The article provides some nice insight into 2009 to tide us over until the final numbers are available. For example,
"Deborah Barno, the supervisory trial attorney in the Detroit EEOC office, not[ed] that the jobless are seeking legal redress like never before. 'Our lobby is full every day, and mailed-in charges are increasing even more.'"Detroit is now showing a 25% increase in the number of complaints pending compared to 2007.

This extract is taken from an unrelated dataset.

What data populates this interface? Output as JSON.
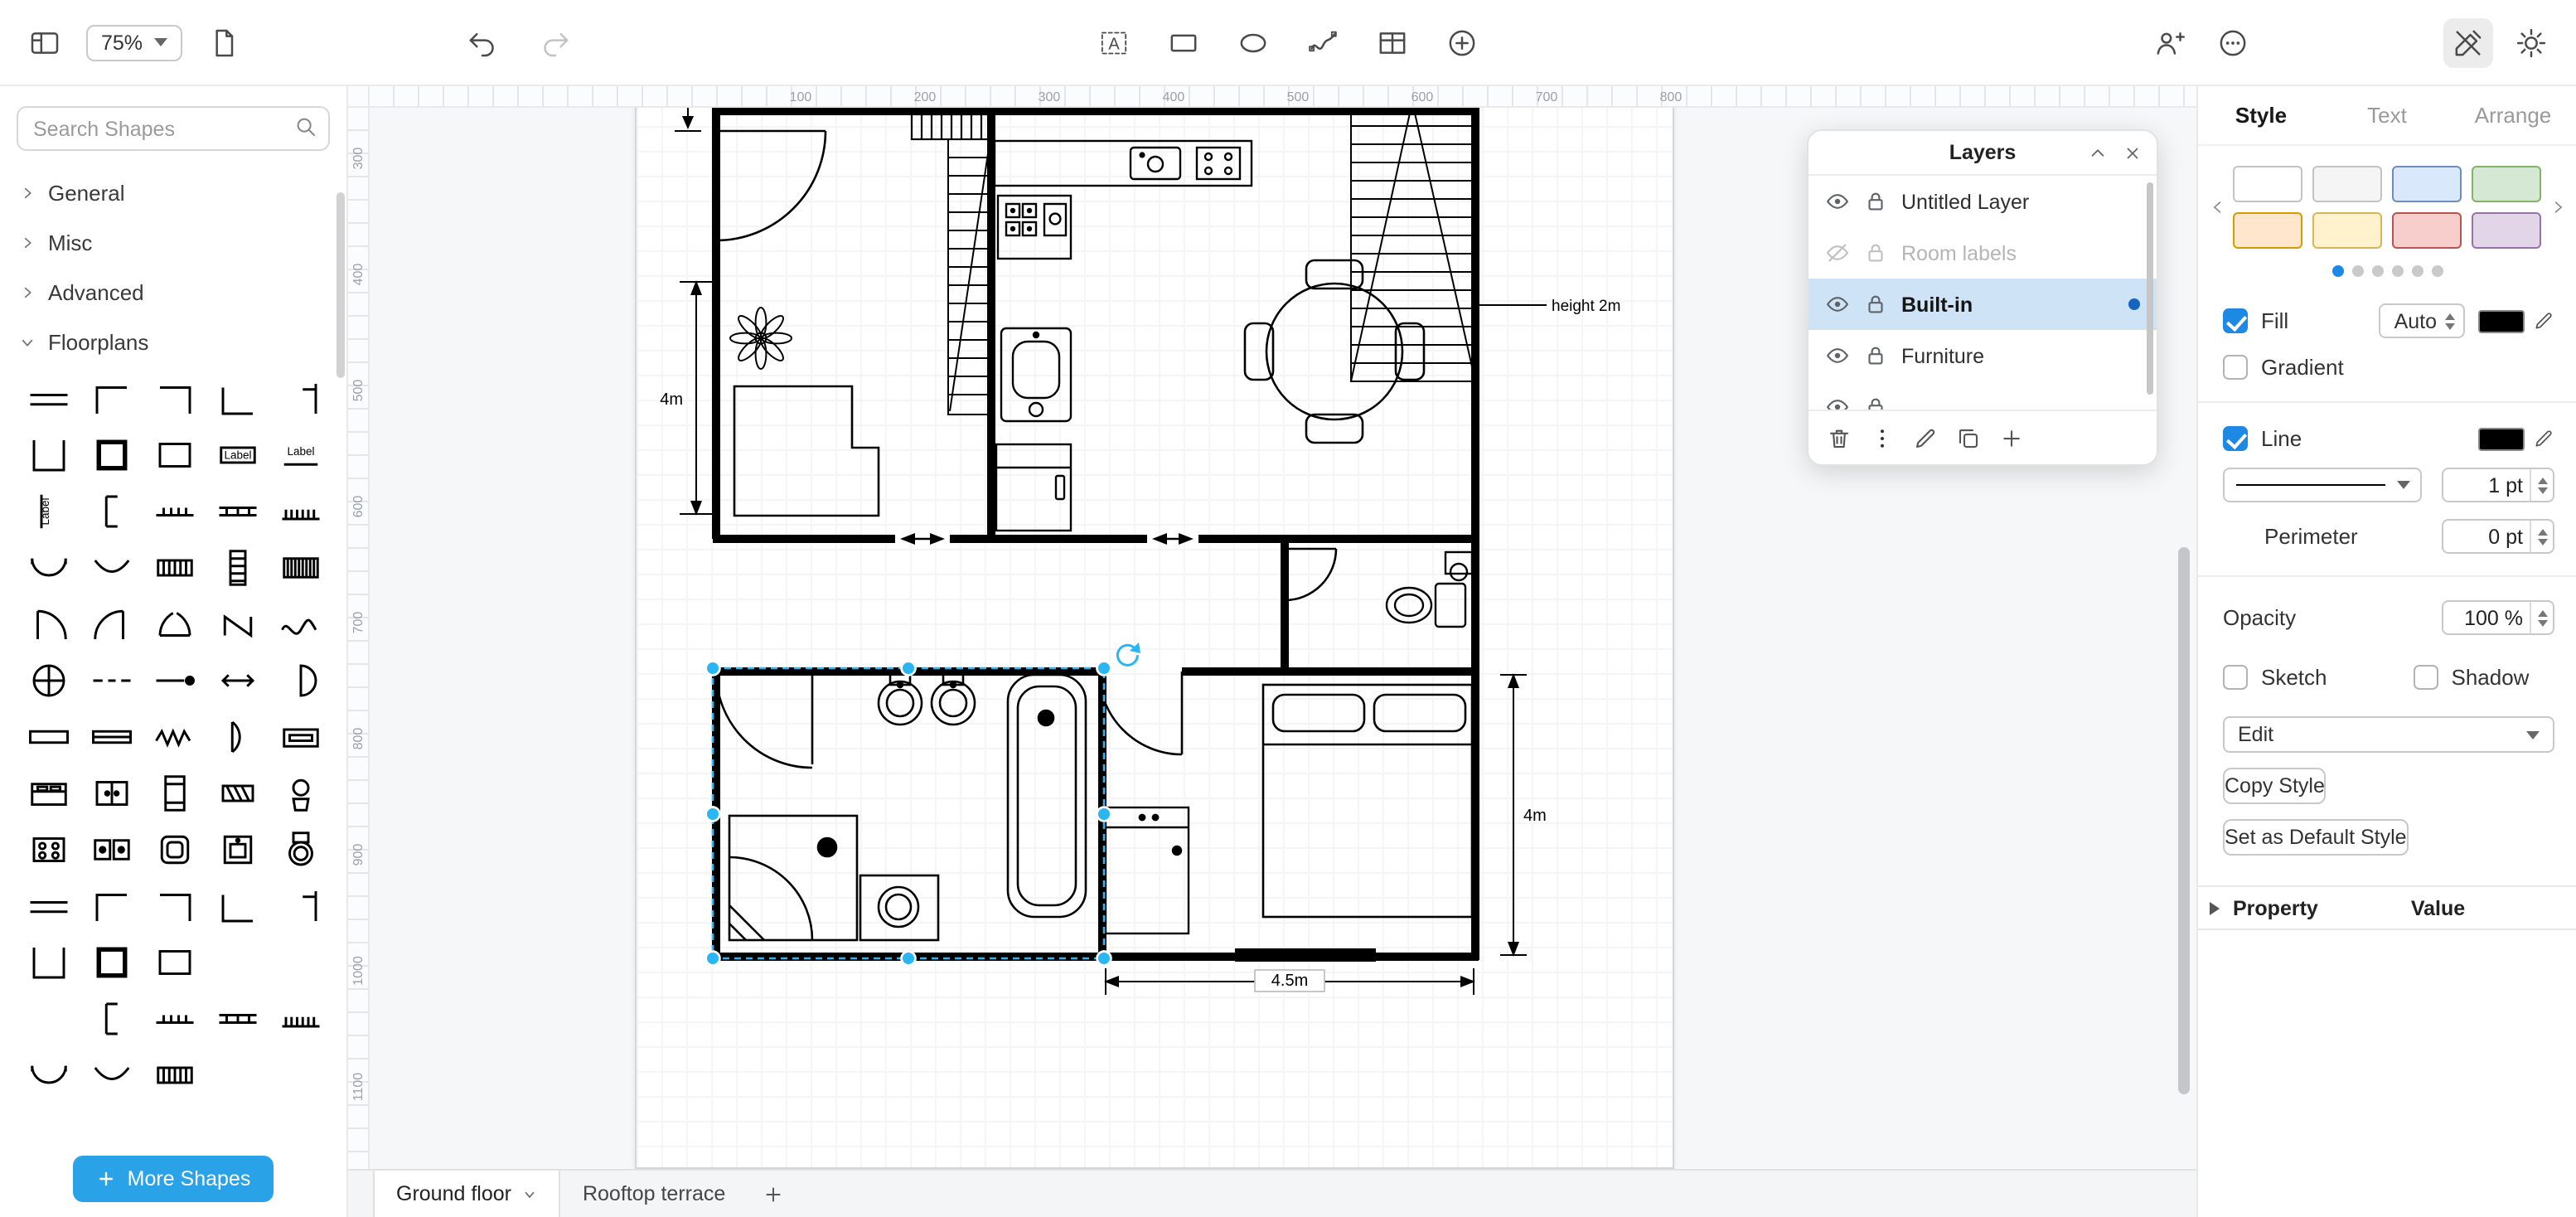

State agencies provide evidence of surging claims as well:
"[T]he number of charges filed with the Tennessee Human Rights Commission has so overwhelmed the agency that it has publicly called for mediation to help reduce the backlog . . . . The Michigan Department of Civil Rights says age discrimination complaints have increased 77% during the past three years, from 703 in 2005 to 1,245 in 2008. And the Florida Commission on Human Relations reports that employment discrimination complaints in the last fiscal year were up 30% from the previous year."Those are some pretty big numbers. I will note that the three states cited (Tennessee, Michigan, and Florida) all have seasonally adjusted unemployment rates above 10%.
The article concludes by comparing the surge in claims to a "gathering storm." The idea being that there is a lag, caused by the EEOC review process, between EEOC complaints and lawsuits. Based on this theory, employers should batten down the hatches.